"SMART" drug delivery systems: double-targeted pH-responsive pharmaceutical nanocarriers

Abstract

To develop targeted pharmaceutical carriers additionally capable of responding to certain local stimuli, such as decreased pH values in tumors or infarcts, targeted long-circulating PEGylated liposomes and PEG-phosphatidylethanolamine (PEG-PE)-based micelles have been prepared with several functions. First, they are capable of targeting a specific cell or organ by attaching the monoclonal antimyosin antibody 2G4 to their surface via pNP-PEG-PE moieties. Second, these liposomes and micelles were additionally modified with biotin or TAT peptide (TATp) moieties attached to the surface of the nanocarrier by using biotin-PE or TATp-PE or TATp-short PEG-PE derivatives. PEG-PE used for liposome surface modification or for micelle preparation was made degradable by inserting the pH-sensitive hydrazone bond between PEG and PE (PEG-Hz-PE). Under normal pH values, biotin and TATp functions on the surface of nanocarriers were "shielded" by long protecting PEG chains (pH-degradable PEG(2000)-PE or PEG(5000)-PE) or by even longer pNP-PEG-PE moieties used to attach antibodies to the nanocarrier (non-pH-degradable PEG(3400)-PE or PEG(5000)-PE).

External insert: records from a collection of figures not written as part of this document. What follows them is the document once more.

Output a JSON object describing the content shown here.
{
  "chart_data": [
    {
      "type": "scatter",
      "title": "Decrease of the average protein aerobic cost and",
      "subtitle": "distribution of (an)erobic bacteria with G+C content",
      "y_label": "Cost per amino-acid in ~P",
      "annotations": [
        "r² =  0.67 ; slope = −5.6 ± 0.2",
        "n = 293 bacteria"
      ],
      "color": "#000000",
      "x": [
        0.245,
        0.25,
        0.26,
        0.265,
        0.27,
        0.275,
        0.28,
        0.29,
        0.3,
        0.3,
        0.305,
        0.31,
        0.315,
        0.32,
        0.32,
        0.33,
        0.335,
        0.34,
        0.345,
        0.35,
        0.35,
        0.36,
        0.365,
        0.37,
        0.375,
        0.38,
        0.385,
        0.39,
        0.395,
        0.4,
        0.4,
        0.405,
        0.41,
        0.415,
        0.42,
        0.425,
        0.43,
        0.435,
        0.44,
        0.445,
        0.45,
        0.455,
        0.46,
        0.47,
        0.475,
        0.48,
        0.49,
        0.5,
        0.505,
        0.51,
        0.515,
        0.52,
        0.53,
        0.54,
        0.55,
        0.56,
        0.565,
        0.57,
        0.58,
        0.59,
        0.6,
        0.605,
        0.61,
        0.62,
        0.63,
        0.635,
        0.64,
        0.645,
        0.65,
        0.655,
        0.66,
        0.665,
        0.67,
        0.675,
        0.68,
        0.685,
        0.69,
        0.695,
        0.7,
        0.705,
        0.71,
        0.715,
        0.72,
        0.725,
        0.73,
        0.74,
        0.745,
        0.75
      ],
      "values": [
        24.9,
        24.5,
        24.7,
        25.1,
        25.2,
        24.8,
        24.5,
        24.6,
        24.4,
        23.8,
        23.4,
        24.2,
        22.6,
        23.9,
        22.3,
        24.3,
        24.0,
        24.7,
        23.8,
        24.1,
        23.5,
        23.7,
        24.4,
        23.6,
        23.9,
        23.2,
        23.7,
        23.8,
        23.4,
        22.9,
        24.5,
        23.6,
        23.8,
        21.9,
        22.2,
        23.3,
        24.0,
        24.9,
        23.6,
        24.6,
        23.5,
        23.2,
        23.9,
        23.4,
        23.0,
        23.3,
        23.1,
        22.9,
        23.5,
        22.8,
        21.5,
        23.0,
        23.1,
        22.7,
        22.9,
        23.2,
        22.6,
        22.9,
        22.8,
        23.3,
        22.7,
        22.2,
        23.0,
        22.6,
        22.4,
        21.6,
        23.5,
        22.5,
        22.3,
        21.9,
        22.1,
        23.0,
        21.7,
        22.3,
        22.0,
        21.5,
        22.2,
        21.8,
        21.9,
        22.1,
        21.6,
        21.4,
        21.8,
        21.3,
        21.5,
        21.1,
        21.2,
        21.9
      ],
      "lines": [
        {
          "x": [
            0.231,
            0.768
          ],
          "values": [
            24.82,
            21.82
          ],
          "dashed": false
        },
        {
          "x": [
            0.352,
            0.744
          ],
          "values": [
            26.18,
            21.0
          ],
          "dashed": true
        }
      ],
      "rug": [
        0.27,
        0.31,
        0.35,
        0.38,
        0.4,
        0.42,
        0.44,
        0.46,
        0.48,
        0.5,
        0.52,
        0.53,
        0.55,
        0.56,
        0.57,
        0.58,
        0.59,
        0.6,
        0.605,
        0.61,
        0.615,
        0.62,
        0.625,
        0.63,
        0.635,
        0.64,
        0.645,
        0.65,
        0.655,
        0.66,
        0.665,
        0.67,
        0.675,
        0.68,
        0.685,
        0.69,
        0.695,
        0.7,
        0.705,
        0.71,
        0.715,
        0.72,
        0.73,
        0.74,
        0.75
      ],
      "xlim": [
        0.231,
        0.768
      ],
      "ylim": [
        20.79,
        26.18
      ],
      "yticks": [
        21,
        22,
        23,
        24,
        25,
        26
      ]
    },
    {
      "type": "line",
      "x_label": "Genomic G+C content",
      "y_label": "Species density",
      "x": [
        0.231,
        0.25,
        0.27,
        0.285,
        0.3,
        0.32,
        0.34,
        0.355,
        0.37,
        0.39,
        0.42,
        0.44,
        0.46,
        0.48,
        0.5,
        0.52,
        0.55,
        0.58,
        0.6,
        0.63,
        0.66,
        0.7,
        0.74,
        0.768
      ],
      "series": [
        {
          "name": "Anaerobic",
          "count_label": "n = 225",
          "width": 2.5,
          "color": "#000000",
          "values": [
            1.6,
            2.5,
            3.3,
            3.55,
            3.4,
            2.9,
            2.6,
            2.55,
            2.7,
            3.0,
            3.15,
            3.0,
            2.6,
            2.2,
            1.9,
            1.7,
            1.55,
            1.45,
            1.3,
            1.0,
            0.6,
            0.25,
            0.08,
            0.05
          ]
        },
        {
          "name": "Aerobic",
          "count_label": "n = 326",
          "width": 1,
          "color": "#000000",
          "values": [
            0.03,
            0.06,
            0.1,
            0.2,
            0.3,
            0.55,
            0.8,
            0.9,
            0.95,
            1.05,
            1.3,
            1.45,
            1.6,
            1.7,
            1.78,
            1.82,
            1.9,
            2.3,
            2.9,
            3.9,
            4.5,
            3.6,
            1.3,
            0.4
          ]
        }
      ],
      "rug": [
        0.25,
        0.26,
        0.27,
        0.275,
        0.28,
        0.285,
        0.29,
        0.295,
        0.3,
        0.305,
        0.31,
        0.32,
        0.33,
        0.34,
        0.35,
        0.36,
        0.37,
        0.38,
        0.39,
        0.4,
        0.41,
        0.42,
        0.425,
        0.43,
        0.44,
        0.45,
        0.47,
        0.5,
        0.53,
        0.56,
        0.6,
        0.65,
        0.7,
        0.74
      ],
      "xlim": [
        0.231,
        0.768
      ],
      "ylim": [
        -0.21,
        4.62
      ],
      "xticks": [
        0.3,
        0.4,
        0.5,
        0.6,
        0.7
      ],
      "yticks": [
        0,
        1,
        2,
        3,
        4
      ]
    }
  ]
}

At pH 7.4-8.0, both liposomes and micelles demonstrated high specific binding with 2G4 antibody substrate, myosin, but very limited binding on an avidin column (biotin-containing nanocarriers) or internalization by NIH/3T3 or U-87 cells (TATp-containing nanocarriers). However, upon brief incubation (15-30 min) at lower pH values (pH 5.0-6.0), nanocarriers lost their protective PEG shell because of acidic hydrolysis of PEG-Hz-PE and acquired the ability to become strongly retained on an avidin column (biotin-containing nanocarriers) or effectively internalized by cells via TATp moieties (TATp-containing nanocarriers). We consider this result as the first step in the development of multifunctional stimuli-sensitive pharmaceutical nanocarriers.

Figure 1

Interaction of the multifunctional pH-responsive pharmaceutical nanocarrier with the target cell. Local stimuli-dependent removal of protecting PEG chains or mAb-PEG moieties allows for the direct interaction of the CPP moiety with the cell membrane.

Figure 2

Schematic for the design of the multifunctional DDS used in this study that includes pH-cleavable PEG-Hz-PE (a), temporarily “shielded” biotin or TATp (b), and monoclonal antibody (c) attached to the surface of DDS via pH-non-cleavable spacer.

Figure 3

Schematic description of the conjugation reaction.

Figure 4

HPLC analysis of the pH-sensitive mPEG₂₀₀₀-Hz-PE micelles after incubation in pH 8.0 (A) and after incubation in pH 5 (B) at room temperature.

Figure 5

Binding of antimyosin mAb 2G4-PEG₂₀₀₀-Hz-PE-immunomicelles to a monolayer of dog cardiac myosin in comparison to the native mAb 2G4 at corresponding pH values.

Figure 6

Binding of pH-sensitive biotin-micelles to NeutrAvidin columns after 15 min incubation at room temperature at pH 8.0 (a) and at pH 5.0 (b).

Figure 7

Fluorescence microscopy showing internalization of Rh-PE-labeled-TATp containing micelles by NIH 3T3 fibroblast cells after incubating micelles at pH 8.0 (A) and pH 5.0 (B) for 30 min.

Figure 8

Fluorescence microscopy showing internalization of Rh-PE-labeled-TATp containing liposomes by U-87 MG astrocytoma cells using: PEG-free TATp-liposomes (A); 9 % mol pH-non-cleavable PEG-PE at pH 7.4 (B); 18 % mol pH-non-cleavable PEG-PE at pH 7.4 (C); 9 % mol pH-cleavable PEG-Hz-PE after incubation at pH 5.0 for 20 min (D)^§, 18 % mol pH-cleavable PEG-Hz-PE after incubation at pH 5.0 for 20 min (E)^{§. §}The pH of these formulations was raised back to pH 7.4 after their incubation at pH 5.0 and prior to incubation with cells.